Parce que on peut bien se demander si nos sociétés "occidentales" et riches ne poussent pas à la schizophrénie. Ecoutons-nous et regardons-nous. Bien. Nous nous sommes bien écoutés et regardés ? Très bien. Qu'entendons-nous et que voyons-nous ? C'est pas triste, hein ? Ouais. Moi, je dis que nous sommes sacrément rigolos. Nous sommes tous (ou peu s'en faut) d'accord pour dire que c'est très grave le réchauffement de la planète et les OGM et le pétrole qu'il n'y en aura plus et la planète que l'on va laisser à nos enfants (enfin moi, je n'en ai pas)... On a une conscience écologique très affirmée. Pour preuve, on aime bien Nicolas Hulot et on trouve que c'est une bonne chose que plein de personnes aient signé son "pacte écologique" dont on ne sait même pas ce que c'est. On s'en fout de ce que c'est pourvu qu'il soit rédigé sur du papier recyclé et qu'on nous laisse tranquille, peinards avec notre conscience écologique. L'écologie, c'est bien. C'est propre, l'écologie. L'écologie, c'est comme la religion, un truc qui a été inventé par l'homme pour l'homme, pour lui faire peur et le rassurer. Avec l'écologie, on sent que l'on a affaire à plus fort que soi et que nous ne sommes qu'hommes. L'écologiste est un croyant. Amen. Ce qui est chiant, avec les croyances, c'est que l'on est loin de la raison. Mais faut pas aller dire ça aux écologistes, ils diraient que c'est blasphématoire !

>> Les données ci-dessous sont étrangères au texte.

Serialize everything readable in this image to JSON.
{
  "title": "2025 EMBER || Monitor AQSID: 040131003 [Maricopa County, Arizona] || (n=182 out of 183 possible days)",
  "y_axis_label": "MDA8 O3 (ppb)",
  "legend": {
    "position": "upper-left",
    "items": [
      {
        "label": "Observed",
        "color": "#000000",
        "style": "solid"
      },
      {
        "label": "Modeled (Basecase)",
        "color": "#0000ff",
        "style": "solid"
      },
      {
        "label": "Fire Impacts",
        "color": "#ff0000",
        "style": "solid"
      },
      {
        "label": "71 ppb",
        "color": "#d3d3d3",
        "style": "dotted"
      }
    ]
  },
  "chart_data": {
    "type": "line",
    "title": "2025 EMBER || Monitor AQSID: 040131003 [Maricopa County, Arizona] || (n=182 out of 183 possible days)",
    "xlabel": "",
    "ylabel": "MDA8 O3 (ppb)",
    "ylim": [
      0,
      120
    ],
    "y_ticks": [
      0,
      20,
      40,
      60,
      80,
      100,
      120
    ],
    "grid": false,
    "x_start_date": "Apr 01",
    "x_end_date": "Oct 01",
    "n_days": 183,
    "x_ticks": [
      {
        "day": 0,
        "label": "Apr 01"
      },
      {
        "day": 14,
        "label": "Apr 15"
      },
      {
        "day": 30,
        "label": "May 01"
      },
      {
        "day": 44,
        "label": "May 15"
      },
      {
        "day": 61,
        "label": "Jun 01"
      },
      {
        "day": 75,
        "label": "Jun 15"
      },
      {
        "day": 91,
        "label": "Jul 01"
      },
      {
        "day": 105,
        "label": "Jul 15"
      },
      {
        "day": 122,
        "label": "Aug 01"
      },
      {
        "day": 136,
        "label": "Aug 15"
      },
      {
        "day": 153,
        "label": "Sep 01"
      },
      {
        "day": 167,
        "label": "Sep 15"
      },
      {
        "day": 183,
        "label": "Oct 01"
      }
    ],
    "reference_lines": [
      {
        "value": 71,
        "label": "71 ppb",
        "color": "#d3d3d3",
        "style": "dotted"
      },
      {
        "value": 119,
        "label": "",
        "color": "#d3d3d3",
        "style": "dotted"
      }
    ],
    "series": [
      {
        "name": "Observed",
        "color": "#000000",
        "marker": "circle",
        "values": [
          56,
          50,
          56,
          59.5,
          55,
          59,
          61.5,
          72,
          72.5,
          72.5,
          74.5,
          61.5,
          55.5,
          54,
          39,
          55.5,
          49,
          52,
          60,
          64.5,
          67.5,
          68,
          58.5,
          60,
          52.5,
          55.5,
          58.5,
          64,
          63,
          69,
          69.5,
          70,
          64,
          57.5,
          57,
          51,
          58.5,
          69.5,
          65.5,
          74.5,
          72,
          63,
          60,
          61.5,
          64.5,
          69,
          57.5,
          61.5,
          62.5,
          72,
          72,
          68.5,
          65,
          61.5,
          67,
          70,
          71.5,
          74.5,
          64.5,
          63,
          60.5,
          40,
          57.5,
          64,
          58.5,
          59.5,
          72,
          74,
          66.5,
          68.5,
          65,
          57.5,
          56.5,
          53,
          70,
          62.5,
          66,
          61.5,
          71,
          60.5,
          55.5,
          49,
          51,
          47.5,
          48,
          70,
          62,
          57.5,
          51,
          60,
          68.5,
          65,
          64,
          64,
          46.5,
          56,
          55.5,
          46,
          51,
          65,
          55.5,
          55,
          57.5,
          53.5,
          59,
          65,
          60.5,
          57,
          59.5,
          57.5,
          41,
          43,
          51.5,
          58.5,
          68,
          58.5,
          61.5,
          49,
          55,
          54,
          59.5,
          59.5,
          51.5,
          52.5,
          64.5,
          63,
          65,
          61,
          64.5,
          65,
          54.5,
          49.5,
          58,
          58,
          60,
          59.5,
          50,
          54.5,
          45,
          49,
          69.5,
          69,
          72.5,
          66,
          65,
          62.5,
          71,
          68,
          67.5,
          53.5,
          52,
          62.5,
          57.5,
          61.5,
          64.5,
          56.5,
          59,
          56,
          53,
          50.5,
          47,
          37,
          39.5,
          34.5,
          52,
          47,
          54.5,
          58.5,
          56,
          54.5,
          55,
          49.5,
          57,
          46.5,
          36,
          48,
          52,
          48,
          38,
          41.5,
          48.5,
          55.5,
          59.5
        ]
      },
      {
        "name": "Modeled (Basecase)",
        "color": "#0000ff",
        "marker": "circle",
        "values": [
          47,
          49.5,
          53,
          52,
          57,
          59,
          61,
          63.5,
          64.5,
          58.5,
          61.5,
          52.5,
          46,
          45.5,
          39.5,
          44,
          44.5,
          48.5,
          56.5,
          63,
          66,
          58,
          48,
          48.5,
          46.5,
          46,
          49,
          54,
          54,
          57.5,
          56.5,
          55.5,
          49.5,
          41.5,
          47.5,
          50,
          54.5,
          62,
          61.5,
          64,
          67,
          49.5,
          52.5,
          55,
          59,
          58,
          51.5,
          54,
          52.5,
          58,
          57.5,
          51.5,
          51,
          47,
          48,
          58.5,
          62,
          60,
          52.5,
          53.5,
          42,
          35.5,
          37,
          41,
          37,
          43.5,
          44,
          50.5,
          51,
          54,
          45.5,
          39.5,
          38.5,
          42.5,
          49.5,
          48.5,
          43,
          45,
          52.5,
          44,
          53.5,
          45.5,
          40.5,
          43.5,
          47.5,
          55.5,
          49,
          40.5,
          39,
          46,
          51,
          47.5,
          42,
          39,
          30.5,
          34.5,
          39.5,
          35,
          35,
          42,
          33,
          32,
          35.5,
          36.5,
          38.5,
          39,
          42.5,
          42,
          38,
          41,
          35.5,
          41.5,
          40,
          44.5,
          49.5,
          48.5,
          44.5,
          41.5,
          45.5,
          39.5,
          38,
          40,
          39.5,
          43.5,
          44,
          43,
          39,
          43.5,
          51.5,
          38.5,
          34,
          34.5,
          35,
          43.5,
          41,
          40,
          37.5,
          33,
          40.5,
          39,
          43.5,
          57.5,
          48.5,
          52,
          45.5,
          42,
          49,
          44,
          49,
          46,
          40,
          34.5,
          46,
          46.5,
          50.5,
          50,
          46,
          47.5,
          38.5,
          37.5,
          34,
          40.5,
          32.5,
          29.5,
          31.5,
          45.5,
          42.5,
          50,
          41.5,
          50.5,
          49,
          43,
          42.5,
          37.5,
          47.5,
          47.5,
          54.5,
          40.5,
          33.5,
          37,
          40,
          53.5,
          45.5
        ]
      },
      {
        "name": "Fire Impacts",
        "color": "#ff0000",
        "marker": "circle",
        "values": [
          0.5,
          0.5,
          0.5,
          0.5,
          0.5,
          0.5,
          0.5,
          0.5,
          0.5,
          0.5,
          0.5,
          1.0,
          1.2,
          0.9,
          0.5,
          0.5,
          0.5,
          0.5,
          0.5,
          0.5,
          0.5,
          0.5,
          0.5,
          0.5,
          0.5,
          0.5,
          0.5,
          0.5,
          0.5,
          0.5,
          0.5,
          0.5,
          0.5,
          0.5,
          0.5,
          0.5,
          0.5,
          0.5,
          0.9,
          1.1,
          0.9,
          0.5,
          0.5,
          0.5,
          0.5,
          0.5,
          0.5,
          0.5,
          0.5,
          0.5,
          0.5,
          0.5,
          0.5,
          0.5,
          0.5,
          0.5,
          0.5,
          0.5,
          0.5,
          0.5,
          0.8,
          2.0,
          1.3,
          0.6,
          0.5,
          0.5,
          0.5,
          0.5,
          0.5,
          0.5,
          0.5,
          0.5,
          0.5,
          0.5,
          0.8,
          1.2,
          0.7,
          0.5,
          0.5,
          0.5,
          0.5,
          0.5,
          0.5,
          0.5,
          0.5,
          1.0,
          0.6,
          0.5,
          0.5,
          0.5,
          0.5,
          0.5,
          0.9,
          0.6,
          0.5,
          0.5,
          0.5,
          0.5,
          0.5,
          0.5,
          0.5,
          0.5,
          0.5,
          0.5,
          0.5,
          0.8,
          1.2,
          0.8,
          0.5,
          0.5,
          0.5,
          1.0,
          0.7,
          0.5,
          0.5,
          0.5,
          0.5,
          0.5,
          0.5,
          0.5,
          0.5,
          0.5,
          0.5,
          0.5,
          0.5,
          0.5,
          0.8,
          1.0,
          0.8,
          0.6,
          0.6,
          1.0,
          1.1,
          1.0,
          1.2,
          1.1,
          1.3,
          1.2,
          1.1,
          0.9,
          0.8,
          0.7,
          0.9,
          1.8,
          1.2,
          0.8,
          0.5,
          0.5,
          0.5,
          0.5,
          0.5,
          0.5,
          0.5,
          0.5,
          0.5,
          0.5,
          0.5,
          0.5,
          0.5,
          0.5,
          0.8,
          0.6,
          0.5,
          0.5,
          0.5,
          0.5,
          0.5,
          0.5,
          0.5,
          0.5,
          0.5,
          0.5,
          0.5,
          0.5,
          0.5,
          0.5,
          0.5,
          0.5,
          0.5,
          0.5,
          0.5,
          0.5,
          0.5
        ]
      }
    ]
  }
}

Schizophrènes encore parce que nous pleurons les pauvres du monde entier (et particulièrement les sans-logis de France entre novembre et février) alors que nous ne levons pas le petit doigt pour qu'il n'y en ait plus, de pauvres du monde entier. Faut dire que sans pauvre, nous n'aurions pas conscience de notre bonheur de ne pas être pauvre. Ceux qui pleurent les pauvres du monde entier sont de gauche. Les autres disent que les pauvres, ils le sont parce qu'ils le veulent bien et que du boulot, il y en a pour ceux qui en veulent. C'est vrai, remarquez. Celui qui veut vraiment travailler, il trouvera du travail. Pas forcément un travail payé, mais du travail tout de même.
Mais revenons un instant à Bayrou. Qui sont les électeurs de Bayrou qui feront, peut-être, qu'il se retrouvera au second tour ? Il y a les dix membres de l'UDF d'un côté (mais ils ne suffisent pas) et les électeurs de gauche. Je ne critique pas. Moi même, je suis prêt à préférer Bayrou à Sarkozy et ne cache pas ne pas avoir d'affinité particulière pour Royal. De là à voter Bayrou... Dans l'état actuel des choses, j'aurais bien envie de vous laisser vous démerder avec tout ça et de rejoindre le camp des abstentionnistes. C'est encore là que je serais le plus en accord avec moi-même. On est anarchiste ou on ne l'est pas. Un anarchiste n'a aucune raison d'aller voter, après tout. Vive l'anarchie et advienne que pourra.